The lagoon was at the base of a rise in the land that the ruined city of Coba was built on. It was just a short drive up the road to the entrance of the park gates. Yes, it is a protected park now, although only two percent of the ancient city has been reclaimed from the giant sacred ceiba trees and suffocating strangler figs.
We paid a small fee and walked through the crooked, wooden gate and into a different world.
Giant structures loomed on all sides. Stones carved with ancient symbols adorned mammoth structures. The ball-court where they played a deadly game—the winner losing his head—stretched out on our left. The mezzanine with its pillars and missing roof was on our left too. In the tangle of underbrush, smaller stone buildings hid, asking us to come explore them. But we had no time for all these things. It was early in the day and we wanted to climb the tower of Nohoc Mul before it was swarmed with tourists. So, we rented bicycles and chased each other down the flat path through the ancient city and through the stunted palms trees until we rounded the corner and saw the temple.

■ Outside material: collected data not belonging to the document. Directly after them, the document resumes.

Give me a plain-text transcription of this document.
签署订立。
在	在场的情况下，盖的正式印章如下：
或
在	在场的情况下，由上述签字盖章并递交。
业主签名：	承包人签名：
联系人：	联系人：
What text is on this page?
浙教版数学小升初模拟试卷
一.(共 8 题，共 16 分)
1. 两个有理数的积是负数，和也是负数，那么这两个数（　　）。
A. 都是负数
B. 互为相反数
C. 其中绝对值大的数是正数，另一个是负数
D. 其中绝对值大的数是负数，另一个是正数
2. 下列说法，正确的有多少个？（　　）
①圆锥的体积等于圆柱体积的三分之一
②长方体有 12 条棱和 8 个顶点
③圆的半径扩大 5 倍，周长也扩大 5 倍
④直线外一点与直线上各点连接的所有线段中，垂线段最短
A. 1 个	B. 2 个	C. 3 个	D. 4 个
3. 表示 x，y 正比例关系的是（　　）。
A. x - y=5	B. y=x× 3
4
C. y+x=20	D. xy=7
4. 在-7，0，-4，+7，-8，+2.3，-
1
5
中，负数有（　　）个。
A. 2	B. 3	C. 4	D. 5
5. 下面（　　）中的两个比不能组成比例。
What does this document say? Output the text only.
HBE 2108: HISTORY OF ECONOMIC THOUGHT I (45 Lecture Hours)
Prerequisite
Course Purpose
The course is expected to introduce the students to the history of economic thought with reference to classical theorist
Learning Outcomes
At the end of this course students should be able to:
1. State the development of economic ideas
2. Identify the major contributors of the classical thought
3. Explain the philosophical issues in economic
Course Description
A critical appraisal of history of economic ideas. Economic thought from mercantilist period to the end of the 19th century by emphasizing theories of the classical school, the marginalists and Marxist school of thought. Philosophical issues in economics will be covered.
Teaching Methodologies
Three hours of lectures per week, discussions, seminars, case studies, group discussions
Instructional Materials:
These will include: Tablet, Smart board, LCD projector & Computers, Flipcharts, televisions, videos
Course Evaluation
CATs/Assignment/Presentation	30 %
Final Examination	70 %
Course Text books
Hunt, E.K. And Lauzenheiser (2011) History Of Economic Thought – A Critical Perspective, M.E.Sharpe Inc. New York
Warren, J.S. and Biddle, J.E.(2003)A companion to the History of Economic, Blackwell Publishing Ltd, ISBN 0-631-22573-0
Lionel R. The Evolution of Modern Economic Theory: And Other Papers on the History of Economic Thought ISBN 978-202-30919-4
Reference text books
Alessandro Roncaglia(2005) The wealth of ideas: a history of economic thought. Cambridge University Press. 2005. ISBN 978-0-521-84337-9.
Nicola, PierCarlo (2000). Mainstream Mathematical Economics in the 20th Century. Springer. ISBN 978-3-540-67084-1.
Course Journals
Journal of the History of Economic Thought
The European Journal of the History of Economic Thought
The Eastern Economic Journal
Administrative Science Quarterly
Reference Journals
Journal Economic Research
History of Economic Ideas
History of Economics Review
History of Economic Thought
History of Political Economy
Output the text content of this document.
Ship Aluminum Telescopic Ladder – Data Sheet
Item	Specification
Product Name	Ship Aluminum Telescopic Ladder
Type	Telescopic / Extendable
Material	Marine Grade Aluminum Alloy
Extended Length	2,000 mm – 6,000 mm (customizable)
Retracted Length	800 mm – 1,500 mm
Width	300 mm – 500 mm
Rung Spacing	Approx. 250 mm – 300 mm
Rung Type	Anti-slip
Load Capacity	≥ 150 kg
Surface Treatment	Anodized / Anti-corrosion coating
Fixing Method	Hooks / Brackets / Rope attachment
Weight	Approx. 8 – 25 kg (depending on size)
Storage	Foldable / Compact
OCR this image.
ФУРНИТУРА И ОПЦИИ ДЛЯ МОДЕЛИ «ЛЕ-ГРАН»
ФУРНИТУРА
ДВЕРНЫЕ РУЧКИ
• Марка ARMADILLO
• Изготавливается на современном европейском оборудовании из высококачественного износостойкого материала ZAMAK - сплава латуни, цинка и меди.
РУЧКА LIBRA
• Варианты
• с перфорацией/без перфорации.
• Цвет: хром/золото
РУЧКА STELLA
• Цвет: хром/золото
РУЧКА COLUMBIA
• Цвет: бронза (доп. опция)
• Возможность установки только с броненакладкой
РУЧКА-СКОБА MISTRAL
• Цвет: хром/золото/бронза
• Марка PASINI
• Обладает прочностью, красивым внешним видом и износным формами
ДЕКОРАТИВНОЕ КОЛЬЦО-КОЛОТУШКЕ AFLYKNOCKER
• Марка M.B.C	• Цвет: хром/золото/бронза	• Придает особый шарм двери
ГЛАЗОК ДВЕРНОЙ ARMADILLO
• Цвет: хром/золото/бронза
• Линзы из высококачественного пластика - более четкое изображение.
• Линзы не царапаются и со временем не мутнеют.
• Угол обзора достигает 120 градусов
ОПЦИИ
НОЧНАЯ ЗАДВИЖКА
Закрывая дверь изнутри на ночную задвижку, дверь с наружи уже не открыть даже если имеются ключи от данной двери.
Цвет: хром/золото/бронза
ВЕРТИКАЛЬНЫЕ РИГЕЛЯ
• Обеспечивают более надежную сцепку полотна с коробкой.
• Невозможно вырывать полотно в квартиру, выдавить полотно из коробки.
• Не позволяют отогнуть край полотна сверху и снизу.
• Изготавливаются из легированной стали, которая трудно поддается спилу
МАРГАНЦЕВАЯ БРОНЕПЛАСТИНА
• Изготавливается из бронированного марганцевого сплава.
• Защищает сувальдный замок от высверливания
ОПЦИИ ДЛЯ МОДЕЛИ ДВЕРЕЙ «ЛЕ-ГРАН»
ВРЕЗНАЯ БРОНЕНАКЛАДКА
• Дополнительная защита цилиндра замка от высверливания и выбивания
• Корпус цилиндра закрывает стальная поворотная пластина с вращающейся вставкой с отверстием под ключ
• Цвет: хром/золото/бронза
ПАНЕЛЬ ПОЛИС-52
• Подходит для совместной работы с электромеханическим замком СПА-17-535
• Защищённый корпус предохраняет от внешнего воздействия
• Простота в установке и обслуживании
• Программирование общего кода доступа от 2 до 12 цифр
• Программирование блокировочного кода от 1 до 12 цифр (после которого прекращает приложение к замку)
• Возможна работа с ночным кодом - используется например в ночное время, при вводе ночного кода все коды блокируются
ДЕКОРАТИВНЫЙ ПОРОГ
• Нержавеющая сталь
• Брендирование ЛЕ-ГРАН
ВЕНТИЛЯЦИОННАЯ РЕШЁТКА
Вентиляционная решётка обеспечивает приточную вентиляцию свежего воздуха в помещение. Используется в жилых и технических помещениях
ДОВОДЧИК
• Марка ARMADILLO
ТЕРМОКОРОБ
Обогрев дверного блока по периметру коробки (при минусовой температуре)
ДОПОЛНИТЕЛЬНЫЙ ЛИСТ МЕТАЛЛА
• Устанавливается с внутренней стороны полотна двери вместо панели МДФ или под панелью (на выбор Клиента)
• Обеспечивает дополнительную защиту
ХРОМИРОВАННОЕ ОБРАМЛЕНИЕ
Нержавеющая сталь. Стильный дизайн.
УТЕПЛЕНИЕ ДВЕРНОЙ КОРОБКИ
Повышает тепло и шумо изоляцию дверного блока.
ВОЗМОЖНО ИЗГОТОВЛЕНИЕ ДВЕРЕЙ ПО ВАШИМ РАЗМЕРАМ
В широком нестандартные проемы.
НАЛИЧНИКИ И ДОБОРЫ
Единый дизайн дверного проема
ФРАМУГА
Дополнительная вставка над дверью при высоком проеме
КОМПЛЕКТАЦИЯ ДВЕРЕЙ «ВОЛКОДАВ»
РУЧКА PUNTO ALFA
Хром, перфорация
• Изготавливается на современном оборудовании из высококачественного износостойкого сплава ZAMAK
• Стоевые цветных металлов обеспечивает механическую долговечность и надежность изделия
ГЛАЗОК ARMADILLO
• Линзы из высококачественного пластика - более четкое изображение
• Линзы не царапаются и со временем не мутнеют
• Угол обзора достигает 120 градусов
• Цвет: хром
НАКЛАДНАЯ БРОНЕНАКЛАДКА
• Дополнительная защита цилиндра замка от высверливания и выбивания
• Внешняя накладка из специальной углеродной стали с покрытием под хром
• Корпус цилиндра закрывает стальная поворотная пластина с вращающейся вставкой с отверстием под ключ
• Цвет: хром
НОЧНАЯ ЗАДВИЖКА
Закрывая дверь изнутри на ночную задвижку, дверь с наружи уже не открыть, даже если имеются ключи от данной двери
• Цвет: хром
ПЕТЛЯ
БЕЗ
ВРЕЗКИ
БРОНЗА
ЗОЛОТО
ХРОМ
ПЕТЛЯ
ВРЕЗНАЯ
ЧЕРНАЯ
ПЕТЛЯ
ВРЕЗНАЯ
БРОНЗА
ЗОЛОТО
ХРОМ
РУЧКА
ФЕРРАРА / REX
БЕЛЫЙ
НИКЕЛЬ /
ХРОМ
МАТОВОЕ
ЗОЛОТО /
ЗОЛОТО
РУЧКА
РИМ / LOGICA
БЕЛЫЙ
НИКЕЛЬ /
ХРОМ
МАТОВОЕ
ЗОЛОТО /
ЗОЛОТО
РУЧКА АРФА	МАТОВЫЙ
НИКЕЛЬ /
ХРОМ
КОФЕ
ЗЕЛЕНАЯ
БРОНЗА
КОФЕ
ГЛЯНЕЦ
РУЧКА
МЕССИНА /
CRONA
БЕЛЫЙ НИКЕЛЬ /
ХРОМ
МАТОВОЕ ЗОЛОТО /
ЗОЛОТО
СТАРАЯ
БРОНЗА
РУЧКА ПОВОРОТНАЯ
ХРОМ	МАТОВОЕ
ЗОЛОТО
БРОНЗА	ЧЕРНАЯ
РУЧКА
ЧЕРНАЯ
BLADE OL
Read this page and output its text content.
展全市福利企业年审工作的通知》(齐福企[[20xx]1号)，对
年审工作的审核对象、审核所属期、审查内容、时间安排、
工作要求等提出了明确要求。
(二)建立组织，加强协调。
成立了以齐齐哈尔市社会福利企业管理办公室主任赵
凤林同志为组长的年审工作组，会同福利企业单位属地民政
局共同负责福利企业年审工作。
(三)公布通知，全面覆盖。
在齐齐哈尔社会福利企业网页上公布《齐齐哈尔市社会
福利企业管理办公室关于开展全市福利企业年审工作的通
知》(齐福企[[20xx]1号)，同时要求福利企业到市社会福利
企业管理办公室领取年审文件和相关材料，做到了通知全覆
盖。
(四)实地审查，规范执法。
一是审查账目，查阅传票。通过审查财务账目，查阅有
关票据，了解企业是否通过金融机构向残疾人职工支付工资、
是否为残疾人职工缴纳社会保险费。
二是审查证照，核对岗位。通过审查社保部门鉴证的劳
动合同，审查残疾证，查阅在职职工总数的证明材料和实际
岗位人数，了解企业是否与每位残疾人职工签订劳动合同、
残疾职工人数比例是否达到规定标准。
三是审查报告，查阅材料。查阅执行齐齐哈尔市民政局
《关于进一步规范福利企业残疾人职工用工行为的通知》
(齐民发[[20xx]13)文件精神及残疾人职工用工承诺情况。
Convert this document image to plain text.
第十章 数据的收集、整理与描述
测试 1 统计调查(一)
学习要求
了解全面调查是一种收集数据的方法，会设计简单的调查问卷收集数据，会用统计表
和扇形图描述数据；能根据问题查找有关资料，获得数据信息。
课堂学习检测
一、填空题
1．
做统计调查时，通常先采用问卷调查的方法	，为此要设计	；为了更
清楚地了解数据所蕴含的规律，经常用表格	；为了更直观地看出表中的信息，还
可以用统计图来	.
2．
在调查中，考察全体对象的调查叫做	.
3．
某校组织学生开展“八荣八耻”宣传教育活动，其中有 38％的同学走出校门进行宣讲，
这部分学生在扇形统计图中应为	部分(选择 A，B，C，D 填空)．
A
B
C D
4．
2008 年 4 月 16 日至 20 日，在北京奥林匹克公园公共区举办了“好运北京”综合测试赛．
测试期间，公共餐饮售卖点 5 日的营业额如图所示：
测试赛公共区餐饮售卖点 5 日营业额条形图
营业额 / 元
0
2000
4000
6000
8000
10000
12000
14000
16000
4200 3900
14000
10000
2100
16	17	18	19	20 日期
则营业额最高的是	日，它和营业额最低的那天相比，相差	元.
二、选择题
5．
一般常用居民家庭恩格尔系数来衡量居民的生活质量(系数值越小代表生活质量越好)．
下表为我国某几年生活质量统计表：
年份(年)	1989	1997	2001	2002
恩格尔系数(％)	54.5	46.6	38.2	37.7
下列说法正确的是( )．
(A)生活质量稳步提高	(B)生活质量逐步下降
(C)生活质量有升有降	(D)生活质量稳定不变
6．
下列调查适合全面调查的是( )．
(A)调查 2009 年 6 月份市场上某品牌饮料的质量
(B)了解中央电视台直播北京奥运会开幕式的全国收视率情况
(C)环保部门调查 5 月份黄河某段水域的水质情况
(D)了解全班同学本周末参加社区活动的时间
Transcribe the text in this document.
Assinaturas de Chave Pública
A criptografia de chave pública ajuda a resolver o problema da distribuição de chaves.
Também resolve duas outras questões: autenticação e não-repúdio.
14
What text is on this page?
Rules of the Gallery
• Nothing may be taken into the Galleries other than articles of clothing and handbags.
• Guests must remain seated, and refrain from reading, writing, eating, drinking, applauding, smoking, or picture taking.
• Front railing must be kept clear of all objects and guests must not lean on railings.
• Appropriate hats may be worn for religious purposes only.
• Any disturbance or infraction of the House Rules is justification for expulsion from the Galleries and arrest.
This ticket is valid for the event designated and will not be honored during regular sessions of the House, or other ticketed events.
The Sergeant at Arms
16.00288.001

There she stood, one-hundred-and-seven steps high. Giant steps, not stairs to walk up but rather to scramble. On her top was a simple square edifice where priests used to perform their other-worldly duties. We stashed our bikes in the trees and my two twenty-something-year-old boys raced each other to the top. My daughter and I climbed at a little more human pace. Stopping once (OK twice), to catch our breath along the way.
The view from the top swept across acres of unbroken jungle. We could hear howler monkeys off in the distance and see that sparking lagoon where the crocodile lay.
After catching my breath (and pretending not to need to) and allowing the enormity of the scenery to wash over me, I turned to inspect the details at hand. A small, shallow room topped the temple like a bride and groom on a wedding cake. Before it was the blood stone—the alter—the place where those ball-game winners lost their heads. There was a carved channel in the stone to allow the blood to drain, probably into an ornate cup. You would think it would be a gruesome sight, but it wasn’t. I suppose time had eroded more than just the stones.
The boys discovered everything there was to see in about three minutes flat. They then pretended to push each other off the temple and into the receiving spiked plants below. They never grow up, those boys of mine. But other than a little jesting and admiring, nothing significant happened. Yes, we stood on top of the second tallest Mayan pyramid in the world on the day the world was supposed to end. But the world didn’t end. And the aliens didn’t stop by and pick us up.
I have a hunch they may have been watching, though.